Durante a viagem do DAN à Karlskrona-SE, quando ocorreu o embarque no MCM HMS Ulvon (M 77) da Marinha Sueca, visitamos o estaleiro Saab Kockums que fica ao lado da base naval de Karlskrona, para ver o estágio da modernização pelo qual esta passando para a construção de seu mais novo produto, o novíssimo submarino A26.

Marca registrada do estaleiro Saab Kockums.
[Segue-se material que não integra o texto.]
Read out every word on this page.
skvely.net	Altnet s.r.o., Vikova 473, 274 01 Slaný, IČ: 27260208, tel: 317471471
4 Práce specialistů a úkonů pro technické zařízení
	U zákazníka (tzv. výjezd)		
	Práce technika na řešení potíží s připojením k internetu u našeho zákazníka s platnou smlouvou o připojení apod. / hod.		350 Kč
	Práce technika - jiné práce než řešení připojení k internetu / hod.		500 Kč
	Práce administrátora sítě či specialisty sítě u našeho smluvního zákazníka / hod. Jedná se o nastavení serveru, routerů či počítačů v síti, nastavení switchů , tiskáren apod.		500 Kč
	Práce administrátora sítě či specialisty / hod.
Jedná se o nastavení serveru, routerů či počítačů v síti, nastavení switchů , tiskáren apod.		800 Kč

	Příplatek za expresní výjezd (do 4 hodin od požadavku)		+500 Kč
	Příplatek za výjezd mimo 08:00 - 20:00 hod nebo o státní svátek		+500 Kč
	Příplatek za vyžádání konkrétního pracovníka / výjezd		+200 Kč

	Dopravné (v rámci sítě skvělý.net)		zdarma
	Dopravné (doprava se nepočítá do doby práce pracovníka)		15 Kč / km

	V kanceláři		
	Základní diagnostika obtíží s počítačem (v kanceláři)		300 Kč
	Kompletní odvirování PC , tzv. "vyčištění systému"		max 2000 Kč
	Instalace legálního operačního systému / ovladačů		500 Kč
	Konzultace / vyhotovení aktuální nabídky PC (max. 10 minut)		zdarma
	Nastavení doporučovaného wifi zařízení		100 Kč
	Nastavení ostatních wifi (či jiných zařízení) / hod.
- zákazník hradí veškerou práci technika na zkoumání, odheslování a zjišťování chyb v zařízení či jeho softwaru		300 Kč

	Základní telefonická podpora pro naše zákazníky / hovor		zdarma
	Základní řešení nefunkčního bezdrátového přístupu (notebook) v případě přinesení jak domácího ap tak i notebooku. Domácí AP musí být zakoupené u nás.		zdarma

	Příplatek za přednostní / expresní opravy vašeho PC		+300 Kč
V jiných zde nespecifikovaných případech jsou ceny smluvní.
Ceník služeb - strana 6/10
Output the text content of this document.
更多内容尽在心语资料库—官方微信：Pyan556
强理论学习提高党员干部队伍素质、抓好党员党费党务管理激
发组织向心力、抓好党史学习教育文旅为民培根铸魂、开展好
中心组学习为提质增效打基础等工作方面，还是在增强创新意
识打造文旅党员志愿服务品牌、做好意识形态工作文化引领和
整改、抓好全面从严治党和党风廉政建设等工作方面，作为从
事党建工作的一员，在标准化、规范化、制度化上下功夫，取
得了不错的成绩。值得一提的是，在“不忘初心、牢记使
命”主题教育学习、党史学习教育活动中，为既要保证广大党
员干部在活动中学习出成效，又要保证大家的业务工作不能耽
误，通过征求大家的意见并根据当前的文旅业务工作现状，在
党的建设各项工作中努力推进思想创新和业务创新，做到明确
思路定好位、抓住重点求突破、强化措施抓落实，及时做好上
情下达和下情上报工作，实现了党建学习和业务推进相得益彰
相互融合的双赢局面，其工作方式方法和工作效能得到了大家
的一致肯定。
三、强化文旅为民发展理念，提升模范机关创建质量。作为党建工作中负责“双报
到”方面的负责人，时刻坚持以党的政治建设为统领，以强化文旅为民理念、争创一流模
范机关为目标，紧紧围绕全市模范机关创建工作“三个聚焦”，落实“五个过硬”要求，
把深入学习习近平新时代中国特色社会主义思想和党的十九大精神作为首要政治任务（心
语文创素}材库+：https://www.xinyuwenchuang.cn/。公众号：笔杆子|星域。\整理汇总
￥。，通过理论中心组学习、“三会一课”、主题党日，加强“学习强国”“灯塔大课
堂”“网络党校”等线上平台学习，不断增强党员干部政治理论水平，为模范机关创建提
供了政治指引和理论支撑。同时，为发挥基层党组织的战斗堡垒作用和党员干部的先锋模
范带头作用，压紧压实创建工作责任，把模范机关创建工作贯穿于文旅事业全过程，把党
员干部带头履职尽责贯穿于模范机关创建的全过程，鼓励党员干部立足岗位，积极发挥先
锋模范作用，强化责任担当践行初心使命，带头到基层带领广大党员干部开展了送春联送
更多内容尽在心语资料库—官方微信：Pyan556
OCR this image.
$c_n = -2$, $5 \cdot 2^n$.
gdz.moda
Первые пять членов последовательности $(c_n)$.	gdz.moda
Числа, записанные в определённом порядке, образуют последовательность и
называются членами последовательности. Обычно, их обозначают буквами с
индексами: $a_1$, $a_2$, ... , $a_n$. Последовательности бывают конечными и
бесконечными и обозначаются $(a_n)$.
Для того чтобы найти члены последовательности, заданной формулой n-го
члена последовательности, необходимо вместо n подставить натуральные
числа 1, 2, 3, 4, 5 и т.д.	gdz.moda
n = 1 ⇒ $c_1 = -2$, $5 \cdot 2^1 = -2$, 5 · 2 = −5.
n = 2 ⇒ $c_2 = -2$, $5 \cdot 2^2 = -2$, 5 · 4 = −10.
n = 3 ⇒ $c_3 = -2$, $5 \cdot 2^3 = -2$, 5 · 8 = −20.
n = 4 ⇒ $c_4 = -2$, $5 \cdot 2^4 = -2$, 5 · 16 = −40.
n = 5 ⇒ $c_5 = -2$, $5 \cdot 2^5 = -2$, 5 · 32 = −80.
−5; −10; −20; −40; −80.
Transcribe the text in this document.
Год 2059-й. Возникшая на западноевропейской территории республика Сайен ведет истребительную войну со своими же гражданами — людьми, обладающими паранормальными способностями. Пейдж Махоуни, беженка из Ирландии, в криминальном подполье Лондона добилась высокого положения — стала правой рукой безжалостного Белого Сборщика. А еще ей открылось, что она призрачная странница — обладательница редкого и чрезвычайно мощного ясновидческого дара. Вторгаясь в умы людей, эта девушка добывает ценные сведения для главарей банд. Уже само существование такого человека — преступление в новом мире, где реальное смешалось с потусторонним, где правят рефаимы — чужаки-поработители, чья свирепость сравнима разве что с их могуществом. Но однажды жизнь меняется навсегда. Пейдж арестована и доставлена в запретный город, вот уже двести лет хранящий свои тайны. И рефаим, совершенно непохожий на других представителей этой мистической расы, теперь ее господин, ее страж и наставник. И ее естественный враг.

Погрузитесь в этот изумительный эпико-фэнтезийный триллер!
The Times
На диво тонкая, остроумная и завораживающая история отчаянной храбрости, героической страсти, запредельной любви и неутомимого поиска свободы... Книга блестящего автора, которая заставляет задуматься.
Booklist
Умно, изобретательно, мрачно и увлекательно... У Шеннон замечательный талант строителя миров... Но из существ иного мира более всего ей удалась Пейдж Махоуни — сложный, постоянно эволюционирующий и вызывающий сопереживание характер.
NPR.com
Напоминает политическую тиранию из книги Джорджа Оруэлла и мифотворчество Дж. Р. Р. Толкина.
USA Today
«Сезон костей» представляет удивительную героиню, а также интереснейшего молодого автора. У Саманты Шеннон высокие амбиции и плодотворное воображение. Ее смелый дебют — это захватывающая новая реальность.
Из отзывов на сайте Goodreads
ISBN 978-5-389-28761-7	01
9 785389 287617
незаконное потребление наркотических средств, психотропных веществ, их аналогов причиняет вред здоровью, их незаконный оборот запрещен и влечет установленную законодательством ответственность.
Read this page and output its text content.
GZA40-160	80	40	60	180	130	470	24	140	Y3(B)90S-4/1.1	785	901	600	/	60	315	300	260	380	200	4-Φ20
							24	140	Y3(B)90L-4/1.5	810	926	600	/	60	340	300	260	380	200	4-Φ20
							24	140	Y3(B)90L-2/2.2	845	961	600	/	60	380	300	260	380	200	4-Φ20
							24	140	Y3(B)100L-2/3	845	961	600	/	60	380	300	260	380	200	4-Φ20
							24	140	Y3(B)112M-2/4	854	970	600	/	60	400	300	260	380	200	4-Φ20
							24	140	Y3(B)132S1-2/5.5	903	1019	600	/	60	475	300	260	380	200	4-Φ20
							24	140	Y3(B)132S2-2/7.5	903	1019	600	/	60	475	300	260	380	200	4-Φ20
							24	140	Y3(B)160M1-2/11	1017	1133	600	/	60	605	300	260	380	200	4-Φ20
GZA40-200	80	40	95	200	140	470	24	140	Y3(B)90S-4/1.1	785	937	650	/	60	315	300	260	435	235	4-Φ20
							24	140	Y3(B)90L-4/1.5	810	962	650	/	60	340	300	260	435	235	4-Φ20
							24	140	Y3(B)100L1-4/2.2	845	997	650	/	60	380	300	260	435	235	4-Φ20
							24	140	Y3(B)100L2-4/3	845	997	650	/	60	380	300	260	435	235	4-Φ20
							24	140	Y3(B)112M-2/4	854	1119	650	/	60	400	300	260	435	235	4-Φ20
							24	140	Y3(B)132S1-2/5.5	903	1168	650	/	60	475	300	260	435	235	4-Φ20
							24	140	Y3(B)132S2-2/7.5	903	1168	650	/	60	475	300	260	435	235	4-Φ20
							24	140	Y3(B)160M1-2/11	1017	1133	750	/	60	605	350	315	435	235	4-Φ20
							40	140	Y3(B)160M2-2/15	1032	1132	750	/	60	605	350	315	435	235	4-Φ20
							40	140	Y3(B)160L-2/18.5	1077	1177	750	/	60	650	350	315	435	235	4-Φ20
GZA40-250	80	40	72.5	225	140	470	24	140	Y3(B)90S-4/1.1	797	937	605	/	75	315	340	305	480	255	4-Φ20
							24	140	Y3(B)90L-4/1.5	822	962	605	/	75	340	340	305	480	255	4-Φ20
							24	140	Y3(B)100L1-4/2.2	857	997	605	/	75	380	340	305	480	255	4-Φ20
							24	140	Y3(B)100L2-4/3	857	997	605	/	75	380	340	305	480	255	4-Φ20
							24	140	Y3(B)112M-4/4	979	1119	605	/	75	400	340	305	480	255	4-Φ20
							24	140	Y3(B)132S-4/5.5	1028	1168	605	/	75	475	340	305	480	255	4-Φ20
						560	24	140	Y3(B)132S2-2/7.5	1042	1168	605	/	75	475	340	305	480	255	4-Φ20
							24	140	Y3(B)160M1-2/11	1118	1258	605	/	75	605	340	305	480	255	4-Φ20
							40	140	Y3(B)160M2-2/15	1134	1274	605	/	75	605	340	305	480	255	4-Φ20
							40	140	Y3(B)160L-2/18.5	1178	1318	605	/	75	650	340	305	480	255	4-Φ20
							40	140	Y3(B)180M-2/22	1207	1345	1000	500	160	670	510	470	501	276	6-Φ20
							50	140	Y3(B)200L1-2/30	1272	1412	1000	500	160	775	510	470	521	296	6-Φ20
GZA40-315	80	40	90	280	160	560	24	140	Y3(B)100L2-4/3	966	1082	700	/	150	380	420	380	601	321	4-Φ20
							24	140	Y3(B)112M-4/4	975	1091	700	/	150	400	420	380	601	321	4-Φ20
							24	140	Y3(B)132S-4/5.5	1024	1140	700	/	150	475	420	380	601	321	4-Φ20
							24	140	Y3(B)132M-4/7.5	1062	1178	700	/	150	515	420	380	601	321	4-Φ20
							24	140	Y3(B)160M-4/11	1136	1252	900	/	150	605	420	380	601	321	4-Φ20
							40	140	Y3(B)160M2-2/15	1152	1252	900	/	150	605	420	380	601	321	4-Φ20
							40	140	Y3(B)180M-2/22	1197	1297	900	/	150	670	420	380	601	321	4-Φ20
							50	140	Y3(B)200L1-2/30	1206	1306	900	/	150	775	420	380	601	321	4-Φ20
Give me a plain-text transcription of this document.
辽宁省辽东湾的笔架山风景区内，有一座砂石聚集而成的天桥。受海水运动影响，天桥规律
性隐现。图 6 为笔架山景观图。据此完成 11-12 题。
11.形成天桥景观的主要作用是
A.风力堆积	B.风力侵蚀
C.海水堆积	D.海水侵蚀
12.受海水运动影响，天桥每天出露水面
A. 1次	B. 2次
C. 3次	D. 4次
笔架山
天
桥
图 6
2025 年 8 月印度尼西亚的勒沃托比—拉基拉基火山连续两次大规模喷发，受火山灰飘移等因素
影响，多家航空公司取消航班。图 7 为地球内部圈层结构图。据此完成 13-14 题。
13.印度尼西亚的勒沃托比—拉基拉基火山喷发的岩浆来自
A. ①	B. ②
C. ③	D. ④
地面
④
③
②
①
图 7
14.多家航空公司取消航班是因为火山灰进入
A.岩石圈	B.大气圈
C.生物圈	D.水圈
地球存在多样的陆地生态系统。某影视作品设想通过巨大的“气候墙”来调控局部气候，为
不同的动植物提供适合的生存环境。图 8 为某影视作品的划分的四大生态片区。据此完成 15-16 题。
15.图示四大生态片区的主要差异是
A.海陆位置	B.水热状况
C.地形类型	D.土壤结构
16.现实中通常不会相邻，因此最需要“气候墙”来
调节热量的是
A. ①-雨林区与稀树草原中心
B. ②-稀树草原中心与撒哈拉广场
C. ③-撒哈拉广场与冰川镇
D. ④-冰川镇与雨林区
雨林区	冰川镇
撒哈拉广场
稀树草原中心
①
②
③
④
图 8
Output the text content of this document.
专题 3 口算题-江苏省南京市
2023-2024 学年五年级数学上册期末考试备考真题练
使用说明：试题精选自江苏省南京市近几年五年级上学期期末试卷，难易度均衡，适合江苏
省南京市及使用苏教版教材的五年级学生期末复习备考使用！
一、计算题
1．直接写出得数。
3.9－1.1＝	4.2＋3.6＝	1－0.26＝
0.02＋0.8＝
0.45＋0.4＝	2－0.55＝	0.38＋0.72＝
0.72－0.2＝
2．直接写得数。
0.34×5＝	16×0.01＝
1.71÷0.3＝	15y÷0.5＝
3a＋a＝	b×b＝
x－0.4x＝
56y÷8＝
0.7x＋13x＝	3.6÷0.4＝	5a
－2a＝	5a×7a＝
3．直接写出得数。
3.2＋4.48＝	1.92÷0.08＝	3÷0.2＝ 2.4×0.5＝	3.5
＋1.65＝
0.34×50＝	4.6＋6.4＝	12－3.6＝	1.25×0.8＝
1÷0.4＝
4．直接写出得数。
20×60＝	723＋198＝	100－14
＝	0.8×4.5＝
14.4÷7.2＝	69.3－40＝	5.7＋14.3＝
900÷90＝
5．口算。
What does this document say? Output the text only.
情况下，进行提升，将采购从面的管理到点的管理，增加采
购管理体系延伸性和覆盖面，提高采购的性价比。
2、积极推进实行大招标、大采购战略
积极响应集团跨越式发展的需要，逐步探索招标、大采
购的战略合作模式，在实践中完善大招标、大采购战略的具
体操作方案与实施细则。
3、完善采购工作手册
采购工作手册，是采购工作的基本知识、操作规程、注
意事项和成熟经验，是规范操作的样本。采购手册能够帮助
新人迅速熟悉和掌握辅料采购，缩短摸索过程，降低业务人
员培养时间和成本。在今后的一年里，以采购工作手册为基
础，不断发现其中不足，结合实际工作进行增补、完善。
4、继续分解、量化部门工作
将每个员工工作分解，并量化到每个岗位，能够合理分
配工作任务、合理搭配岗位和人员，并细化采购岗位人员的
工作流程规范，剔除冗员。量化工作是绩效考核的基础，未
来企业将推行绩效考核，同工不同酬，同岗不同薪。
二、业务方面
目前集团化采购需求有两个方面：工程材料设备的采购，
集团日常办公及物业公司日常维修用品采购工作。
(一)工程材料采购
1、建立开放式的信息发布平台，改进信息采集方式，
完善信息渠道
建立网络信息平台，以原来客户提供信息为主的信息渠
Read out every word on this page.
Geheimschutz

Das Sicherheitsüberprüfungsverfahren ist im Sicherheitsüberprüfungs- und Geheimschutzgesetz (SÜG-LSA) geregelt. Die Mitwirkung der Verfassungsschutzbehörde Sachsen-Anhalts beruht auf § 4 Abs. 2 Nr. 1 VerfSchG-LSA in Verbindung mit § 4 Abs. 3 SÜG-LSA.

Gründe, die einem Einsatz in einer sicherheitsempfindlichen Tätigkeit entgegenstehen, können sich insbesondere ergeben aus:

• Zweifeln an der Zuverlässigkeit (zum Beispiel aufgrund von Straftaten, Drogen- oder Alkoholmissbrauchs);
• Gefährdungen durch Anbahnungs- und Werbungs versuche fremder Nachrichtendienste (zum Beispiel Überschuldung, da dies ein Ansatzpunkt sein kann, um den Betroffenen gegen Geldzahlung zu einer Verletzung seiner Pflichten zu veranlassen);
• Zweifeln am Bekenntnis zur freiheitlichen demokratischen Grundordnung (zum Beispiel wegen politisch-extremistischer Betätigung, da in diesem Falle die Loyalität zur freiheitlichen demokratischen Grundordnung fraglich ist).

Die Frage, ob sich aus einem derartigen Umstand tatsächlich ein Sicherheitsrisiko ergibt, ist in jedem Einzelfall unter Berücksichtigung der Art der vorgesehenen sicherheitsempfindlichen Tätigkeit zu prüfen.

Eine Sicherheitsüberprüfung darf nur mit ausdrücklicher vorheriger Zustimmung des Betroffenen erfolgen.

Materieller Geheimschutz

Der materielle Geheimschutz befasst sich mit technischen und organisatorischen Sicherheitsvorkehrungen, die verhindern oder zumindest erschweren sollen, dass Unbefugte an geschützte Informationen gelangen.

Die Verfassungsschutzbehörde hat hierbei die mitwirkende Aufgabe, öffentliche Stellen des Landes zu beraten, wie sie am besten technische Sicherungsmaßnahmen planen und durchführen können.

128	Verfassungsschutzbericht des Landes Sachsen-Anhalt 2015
O Guindaste centenário, onde no primeiro andar são assinados os grandes contratos.

O estaleiro Saab Kockums, que já tínhamos visitado anteriormente, esta se transformando com o advento da construção do submarino A26, e novas instalações estão sendo construídas para dar total suporte a este que será sem dúvida, um novo marco para o estaleiro.

       

Nas novas instalações, o piso interno está sendo preparado para poder suportar o peso dos módulos do novo submarino, que serão construídos em diferentes locais dentro do estaleiro e depois unidos para a montagem final no prédio principal, onde nesta ocasião se encontravam o submarino HMS Gotland, em modernização de meia vida, o MCM HMS Koster (M 73) em PMG e a corveta HMS Malmö (K 12), que deverá ser transformada em um Ocean Patrol Vessel – OPV como ocorreu com a corveta HMS Stockholm (ex-K 11 e atual P 11).

          

                                 

O submarino HMS Gotland está passando por uma modernização de meia vida, e além de revisões estruturais, está recebendo atualizações no seu sistema AIP Kockums Stirling.

       

O estaleiro Saab Kockums além de construir submarinos, caça minas, as corvetas classe Stockholm em aço e as moderníssimas corvetas “stealth” em compósito classe Visby, também é o responsável pela manutenção e modernização nos meios da Marinha Sueca, como pode ser visto nas imagens onde a corveta HMS Nykoping (K 34) está em manutenção e, o agora OPV HMS Stockholm, está sendo levado para um dos seis diques disponíveis do estaleiro.

          

Modernização

Com objetivo de se manter atualizado e visando o futuro, além das obras em suas instalações, o estaleiro também recebeu novos equipamentos, de forma a tornar o trabalho mais eficiente e mais rápido, diminuindo o número de homens/hora e um produto com maior qualidade.

       

As novas máquinas para o corte de chapas e a máquina que lixa e esmerilha as peças automaticamente, dão o toque de modernidade ao estaleiro centenário.

       

Robô soldador

       

Submarino A26

O futuro submarino da Marinha da Suécia a ser construído no estaleiro Saab Kockums, será um submarino único, com design comprovado modular, de longa resistência, desempenho silencioso submerso e com ótima manobrabilidade.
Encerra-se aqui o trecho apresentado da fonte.